Stylised characters emerge: a dog, mule, bull, chair, landscape. There is a nod to art history, an element of primitive art, an affinity with Pre-Columbian iconography, but also Klee and Goya. The artist takes both the classic and the modern and makes them his own. Alday moulds his life experience and pours it into his work. He uses a variety of frames and pays careful attention to proportions and composition, but above all colour, applying an almost imperceptible technique that is spontaneously integrated in his mind’s eye. A technique that has taken him to the Hubert Gallery in New York, the Flora Jansem Gallery in Paris, as well as Villa del Arte Galleries in Barcelona and high profile art fairs in New York, Paris, Brussels, Singapore, London, Miami, Chicago, Toronto, Milan, Rome and Barcelona.
Sensitivity, ingenuity and chromatic virtuosity are characteristics common to paintings that rely on paper and ink, where simplicity is a virtue and a stain derived of cellulose and pigment depicts avenues with the same potency as a lost gesture."
Pablo Meléndez-Haddad (journalist and historian)

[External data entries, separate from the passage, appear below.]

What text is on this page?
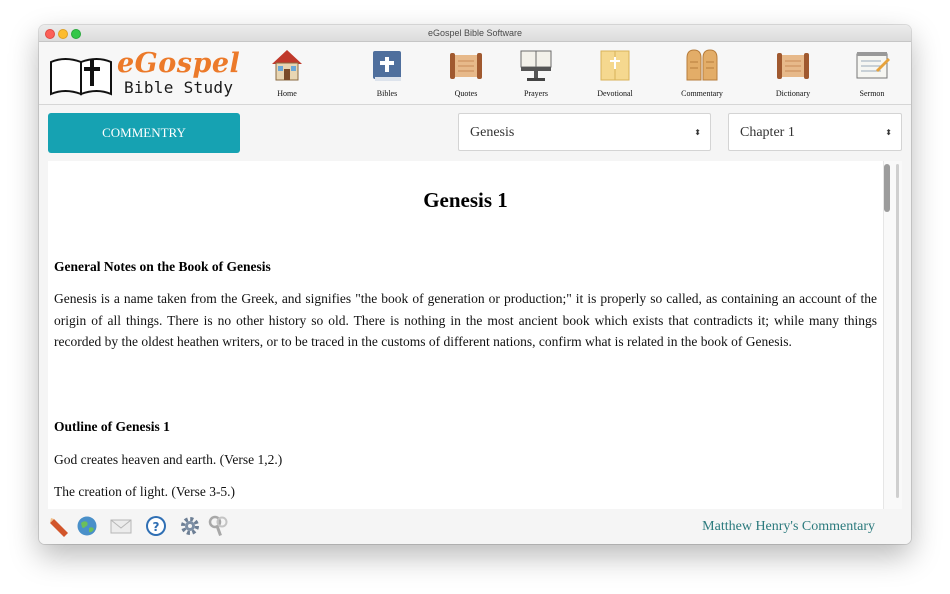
eGospel Bible Software
eGospel
Bible Study	Home	Bibles	Quotes	Prayers	Devotional	Commentary	Dictionary	Sermon
COMMENTRY	Genesis	⬍	Chapter 1	⬍
Genesis 1
General Notes on the Book of Genesis
Genesis is a name taken from the Greek, and signifies "the book of generation or production;" it is properly so called, as containing an account of the origin of all things. There is no other history so old. There is nothing in the most ancient book which exists that contradicts it; while many things recorded by the oldest heathen writers, or to be traced in the customs of different nations, confirm what is related in the book of Genesis.
Outline of Genesis 1
God creates heaven and earth. (Verse 1,2.)
The creation of light. (Verse 3-5.)
?	Matthew Henry's Commentary
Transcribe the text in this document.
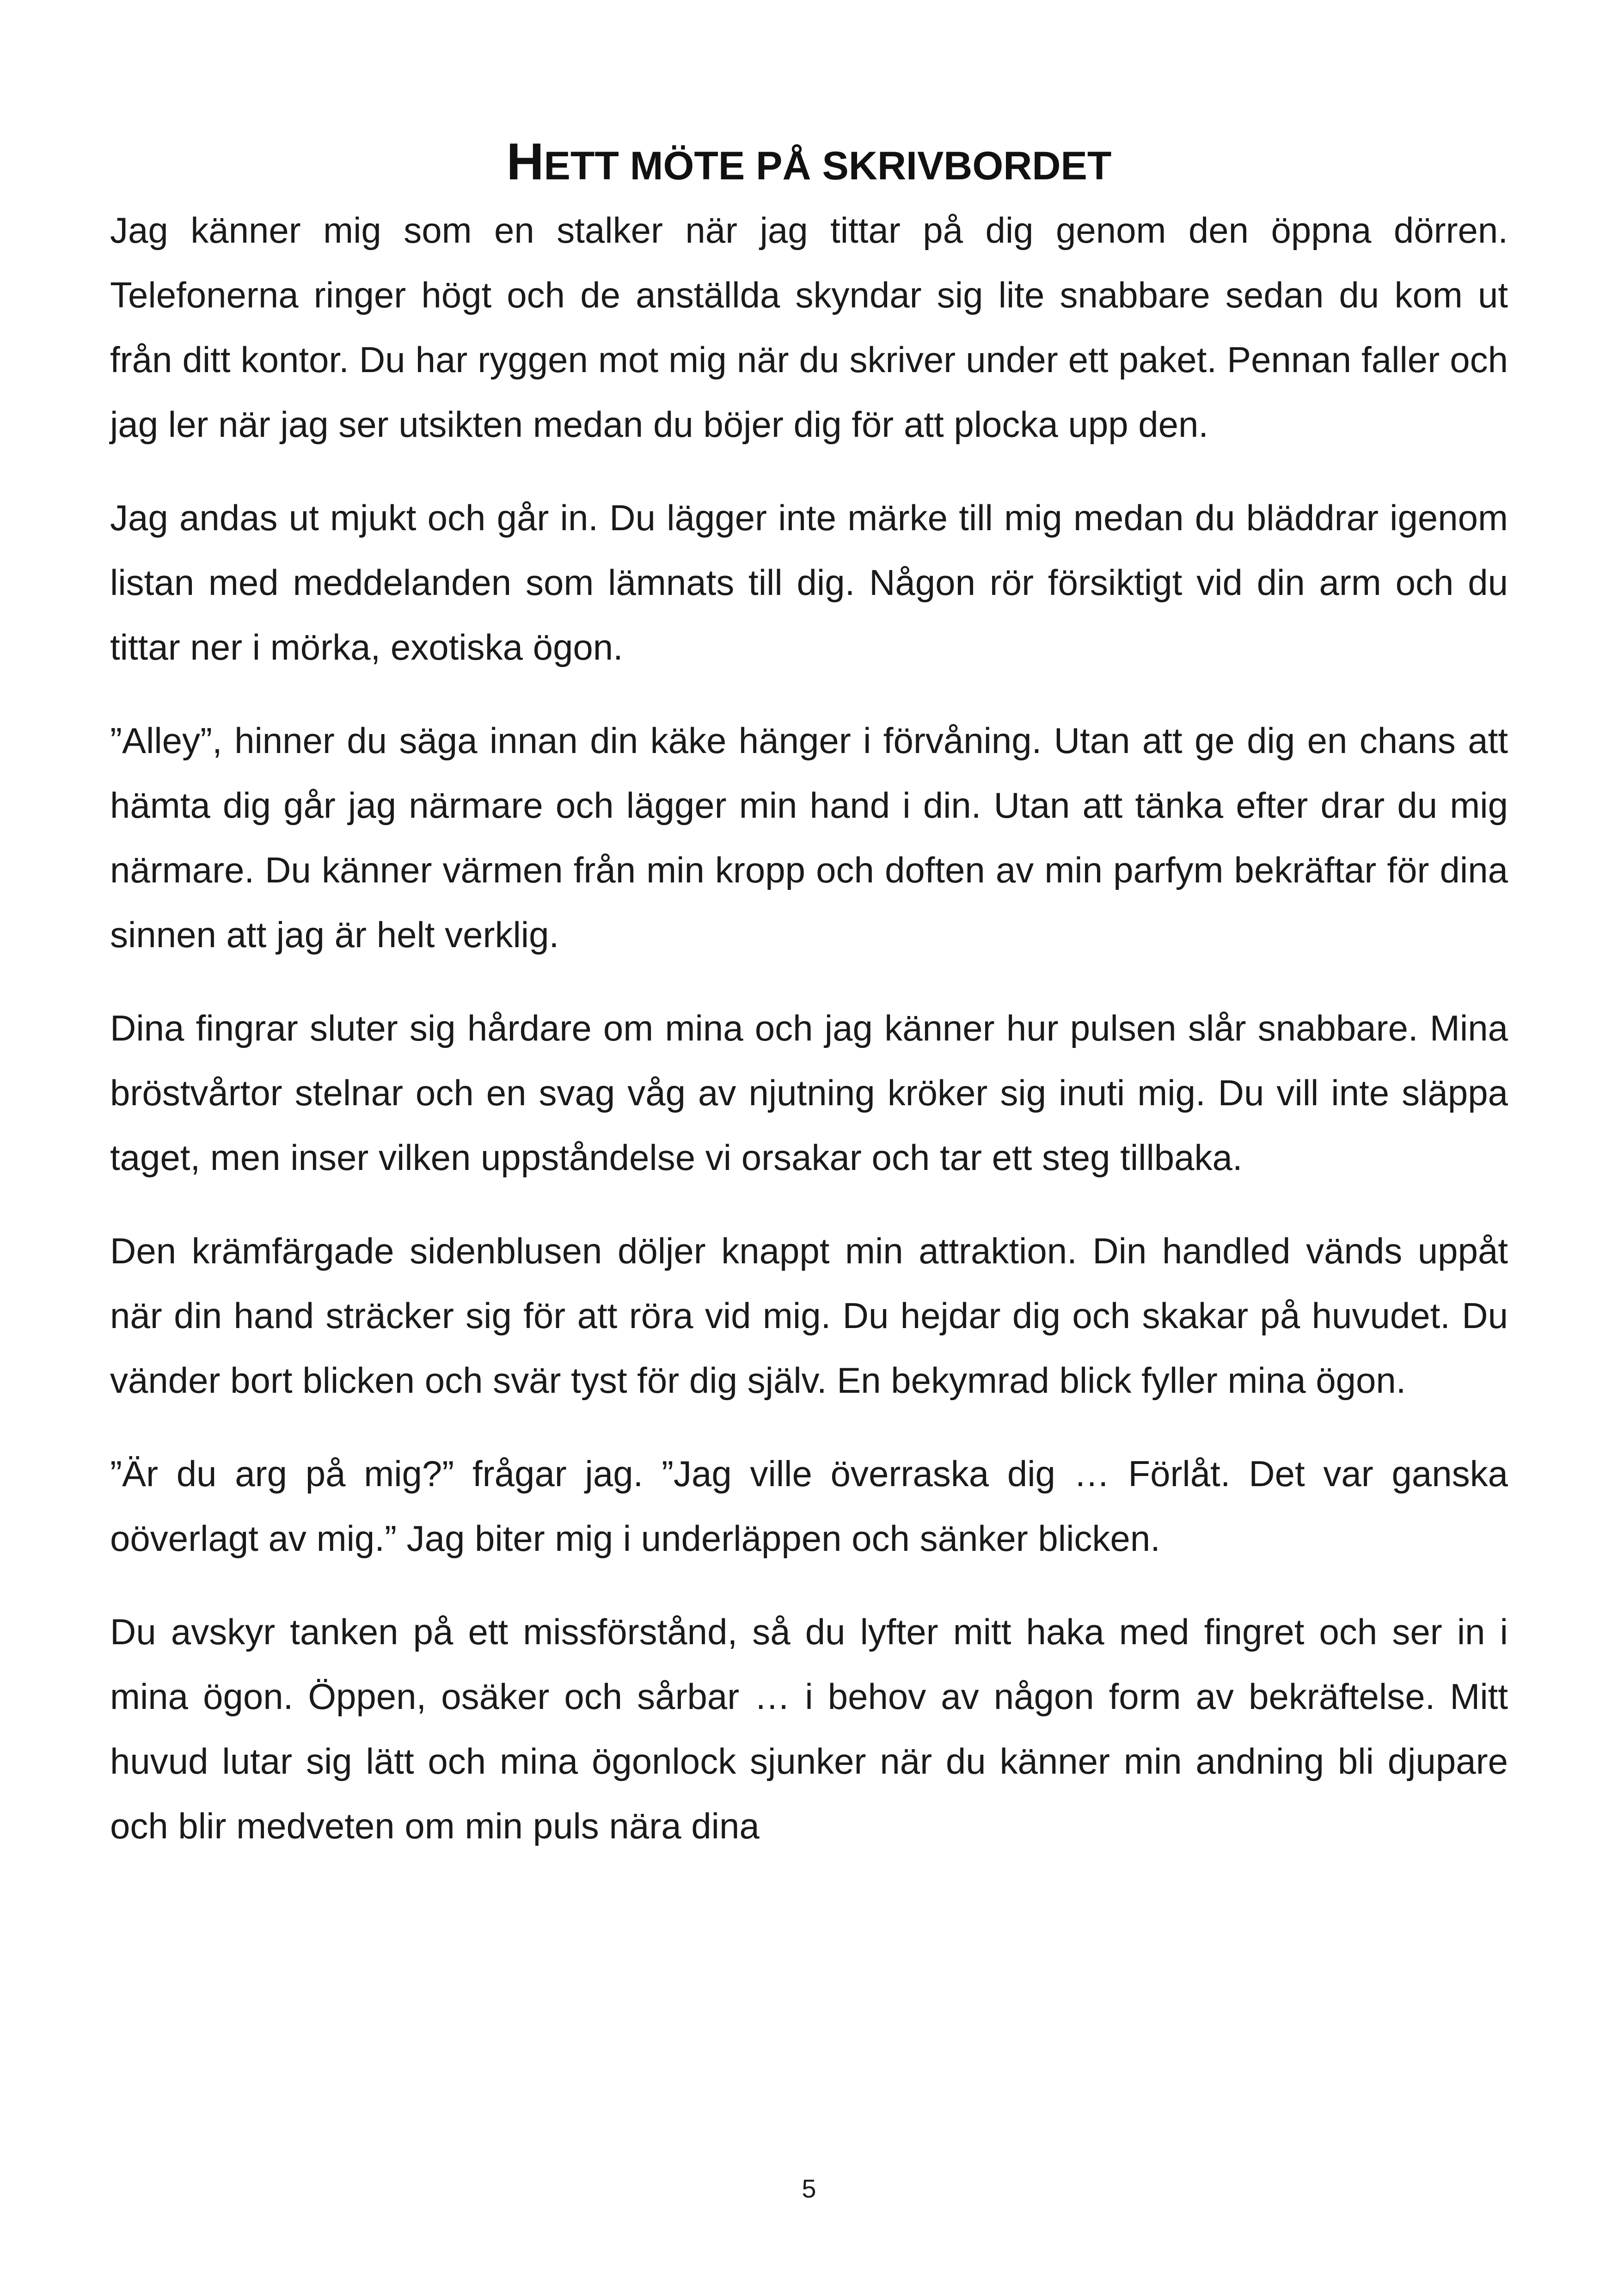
HETT MÖTE PÅ SKRIVBORDET

Jag känner mig som en stalker när jag tittar på dig genom den öppna dörren. Telefonerna ringer högt och de anställda skyndar sig lite snabbare sedan du kom ut från ditt kontor. Du har ryggen mot mig när du skriver under ett paket. Pennan faller och jag ler när jag ser utsikten medan du böjer dig för att plocka upp den.

Jag andas ut mjukt och går in. Du lägger inte märke till mig medan du bläddrar igenom listan med meddelanden som lämnats till dig. Någon rör försiktigt vid din arm och du tittar ner i mörka, exotiska ögon.

”Alley”, hinner du säga innan din käke hänger i förvåning. Utan att ge dig en chans att hämta dig går jag närmare och lägger min hand i din. Utan att tänka efter drar du mig närmare. Du känner värmen från min kropp och doften av min parfym bekräftar för dina sinnen att jag är helt verklig.

Dina fingrar sluter sig hårdare om mina och jag känner hur pulsen slår snabbare. Mina bröstvårtor stelnar och en svag våg av njutning kröker sig inuti mig. Du vill inte släppa taget, men inser vilken uppståndelse vi orsakar och tar ett steg tillbaka.

Den krämfärgade sidenblusen döljer knappt min attraktion. Din handled vänds uppåt när din hand sträcker sig för att röra vid mig. Du hejdar dig och skakar på huvudet. Du vänder bort blicken och svär tyst för dig själv. En bekymrad blick fyller mina ögon.

”Är du arg på mig?” frågar jag. ”Jag ville överraska dig … Förlåt. Det var ganska oöverlagt av mig.” Jag biter mig i underläppen och sänker blicken.

Du avskyr tanken på ett missförstånd, så du lyfter mitt haka med fingret och ser in i mina ögon. Öppen, osäker och sårbar … i behov av någon form av bekräftelse. Mitt huvud lutar sig lätt och mina ögonlock sjunker när du känner min andning bli djupare och blir medveten om min puls nära dina

5
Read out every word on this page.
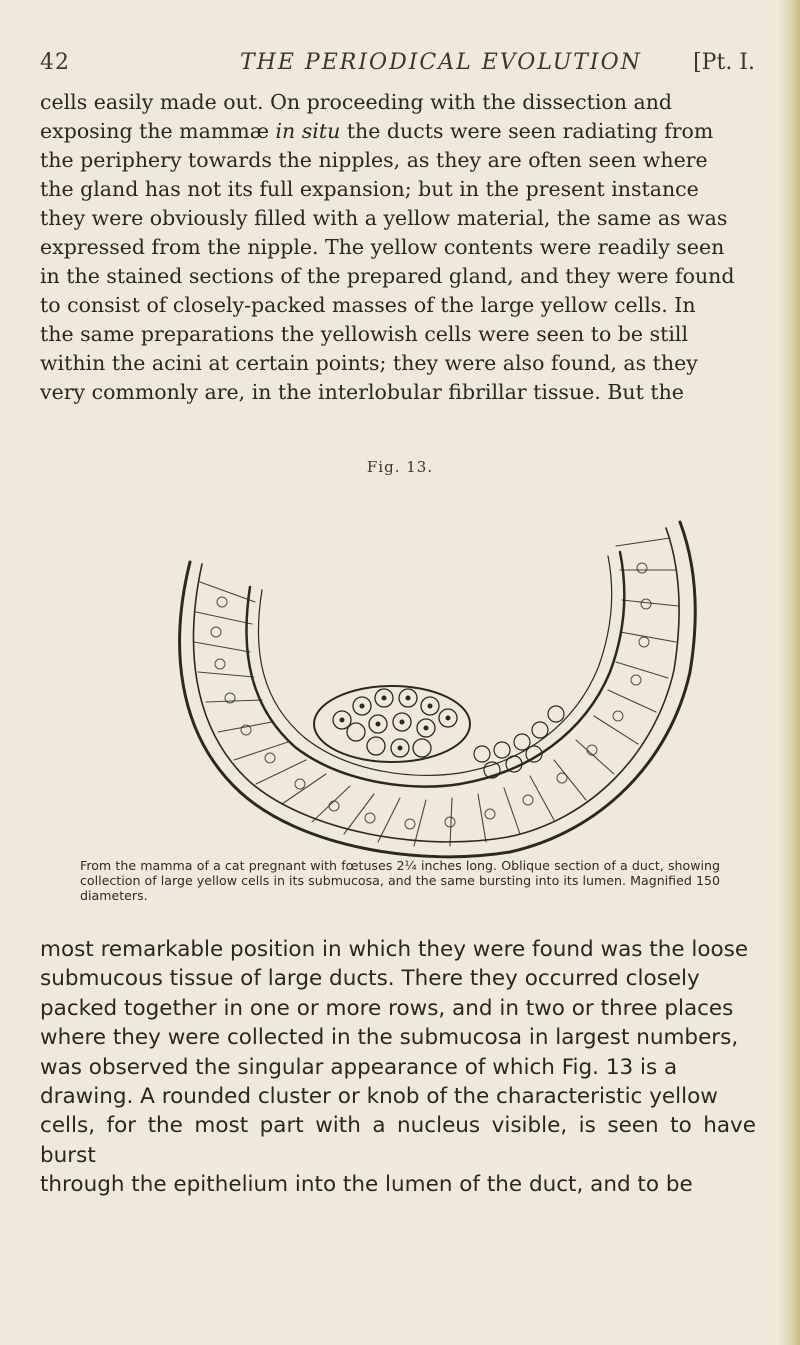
42	THE PERIODICAL EVOLUTION [Pt. I.
cells easily made out. On proceeding with the dissection and
exposing the mammæ in situ the ducts were seen radiating from
the periphery towards the nipples, as they are often seen where
the gland has not its full expansion; but in the present instance
they were obviously filled with a yellow material, the same as was
expressed from the nipple. The yellow contents were readily seen
in the stained sections of the prepared gland, and they were found
to consist of closely-packed masses of the large yellow cells. In
the same preparations the yellowish cells were seen to be still
within the acini at certain points; they were also found, as they
very commonly are, in the interlobular fibrillar tissue. But the
Fig. 13.
From the mamma of a cat pregnant with fœtuses 2¼ inches long. Oblique section of a duct, showing collection of large yellow cells in its submucosa, and the same bursting into its lumen. Magnified 150 diameters.
most remarkable position in which they were found was the loose
submucous tissue of large ducts. There they occurred closely
packed together in one or more rows, and in two or three places
where they were collected in the submucosa in largest numbers,
was observed the singular appearance of which Fig. 13 is a
drawing. A rounded cluster or knob of the characteristic yellow
cells, for the most part with a nucleus visible, is seen to have burst
through the epithelium into the lumen of the duct, and to be
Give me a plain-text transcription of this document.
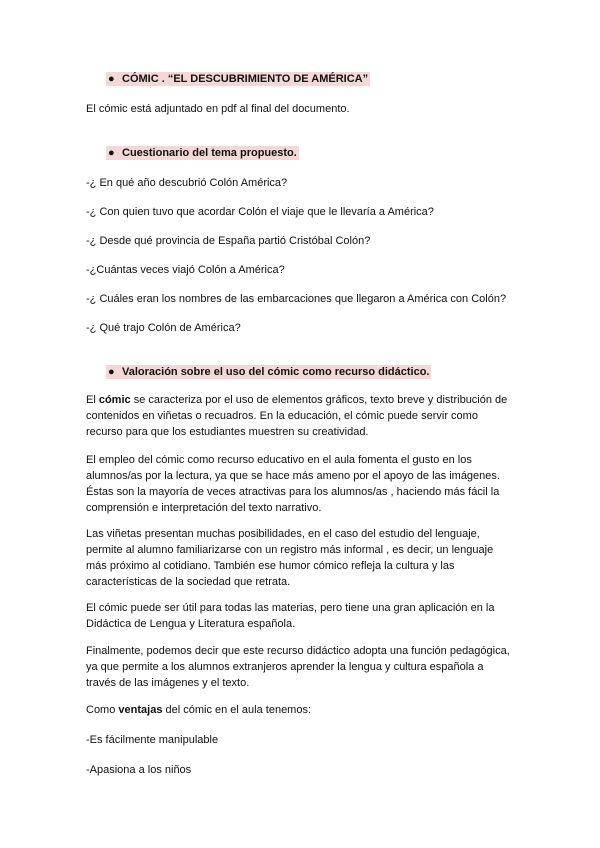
● CÓMIC . “EL DESCUBRIMIENTO DE AMÉRICA”
El cómic está adjuntado en pdf al final del documento.
● Cuestionario del tema propuesto.
-¿ En qué año descubrió Colón América?
-¿ Con quien tuvo que acordar Colón el viaje que le llevaría a América?
-¿ Desde qué provincia de España partió Cristóbal Colón?
-¿Cuántas veces viajó Colón a América?
-¿ Cuáles eran los nombres de las embarcaciones que llegaron a América con Colón?
-¿ Qué trajo Colón de América?
● Valoración sobre el uso del cómic como recurso didáctico.
El cómic se caracteriza por el uso de elementos gráficos, texto breve y distribución de contenidos en viñetas o recuadros. En la educación, el cómic puede servir como recurso para que los estudiantes muestren su creatividad.
El empleo del cómic como recurso educativo en el aula fomenta el gusto en los alumnos/as por la lectura, ya que se hace más ameno por el apoyo de las imágenes. Éstas son la mayoría de veces atractivas para los alumnos/as , haciendo más fácil la comprensión e interpretación del texto narrativo.
Las viñetas presentan muchas posibilidades, en el caso del estudio del lenguaje, permite al alumno familiarizarse con un registro más informal , es decir, un lenguaje más próximo al cotidiano. También ese humor cómico refleja la cultura y las características de la sociedad que retrata.
El cómic puede ser útil para todas las materias, pero tiene una gran aplicación en la Didáctica de Lengua y Literatura española.
Finalmente, podemos decir que este recurso didáctico adopta una función pedagógica, ya que permite a los alumnos extranjeros aprender la lengua y cultura española a través de las imágenes y el texto.
Como ventajas del cómic en el aula tenemos:
-Es fácilmente manipulable
-Apasiona a los niños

Fernando Alday about his work: “From an early age, I was known as the “searcher”. I was attracted to the spiritual side of life, its abstract qualities. My father, a dentist and antique dealer, had a collection of manuscripts, including work by the accursed poet Arthur Rimbaud, which had a profound and lasting influence on me. At five years of age I became interested in calligraphy. Fascinated by sepia ink, I started my small collection. I grew up surrounded by books and liked to sit in front of the shelf arranging them by colour. Brushing off the dust, I would spend hours absorbed in their texture and content. The history of art is an influential source of inspiration for my work. Old paper and medieval ink are fundamental to my paintings. The process begins with the almost archaeological search for paper, colour and textures. I am passionate about paper and its use as a material to depict the passing of time and convey the ever present and fleeting nature of life’s cycle.”